Went to the trout stream again. After stretching a muslin net crosswise on the water for insects floating down, sat on the footbridge and read Geology for the Dublin Examination. Later, waded downstream to a hazel bush on the right bank beneath a shady oak. Squatted right down on the bush, which supported me like an arm-chair--and, with legs dangling in the cool water, opened a Meredith and enjoyed myself.
_July_ 28.
Had to write backing out of the Dublin Examination for which I am nominated to sit. I am simply not fit for the racket of such a journey in my present state of health. My chances of success, too, are not such as to warrant my drawing on Dad for the money. He is still ill, and secretly agitated, I fear, because I am so bent on giving up his work.
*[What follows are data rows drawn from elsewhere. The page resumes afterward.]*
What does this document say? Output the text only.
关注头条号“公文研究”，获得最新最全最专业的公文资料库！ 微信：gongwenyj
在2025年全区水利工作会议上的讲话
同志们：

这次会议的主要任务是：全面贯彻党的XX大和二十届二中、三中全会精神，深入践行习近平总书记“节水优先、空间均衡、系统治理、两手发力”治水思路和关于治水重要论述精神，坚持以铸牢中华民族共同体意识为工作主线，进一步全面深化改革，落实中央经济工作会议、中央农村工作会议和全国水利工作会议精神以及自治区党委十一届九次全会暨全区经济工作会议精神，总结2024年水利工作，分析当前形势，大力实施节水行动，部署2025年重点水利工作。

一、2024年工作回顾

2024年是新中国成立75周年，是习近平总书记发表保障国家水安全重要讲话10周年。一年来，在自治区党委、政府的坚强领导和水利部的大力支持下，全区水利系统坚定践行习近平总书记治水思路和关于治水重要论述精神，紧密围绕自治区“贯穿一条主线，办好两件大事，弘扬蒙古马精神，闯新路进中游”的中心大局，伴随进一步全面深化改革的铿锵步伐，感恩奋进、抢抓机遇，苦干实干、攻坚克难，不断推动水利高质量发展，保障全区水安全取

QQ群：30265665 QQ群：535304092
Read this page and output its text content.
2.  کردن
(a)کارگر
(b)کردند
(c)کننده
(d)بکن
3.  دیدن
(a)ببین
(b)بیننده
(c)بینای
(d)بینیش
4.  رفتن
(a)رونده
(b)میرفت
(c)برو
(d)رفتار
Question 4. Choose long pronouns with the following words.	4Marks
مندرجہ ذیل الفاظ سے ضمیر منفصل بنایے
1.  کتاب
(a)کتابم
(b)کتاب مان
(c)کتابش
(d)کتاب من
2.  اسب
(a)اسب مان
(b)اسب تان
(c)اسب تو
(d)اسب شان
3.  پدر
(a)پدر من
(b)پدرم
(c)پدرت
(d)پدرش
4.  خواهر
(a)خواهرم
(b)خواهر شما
It looks, however, as if newspaper journalism is to be my fate. It was the refinement of torture having to write.
_July_ 31.
Had a letter from Dr. S---- enough to wring tears from a monument.
Sat like a valetudinarian in the Park all day getting fresh air--among the imbeciles, invalids, and children. Who cares? "But, gentlemen, you _shall_ hear."
_August_ 4.
Still another chance--quite unexpectedly received a second nomination this morning to sit for another exam, for two vacancies in the British Museum. Good luck this.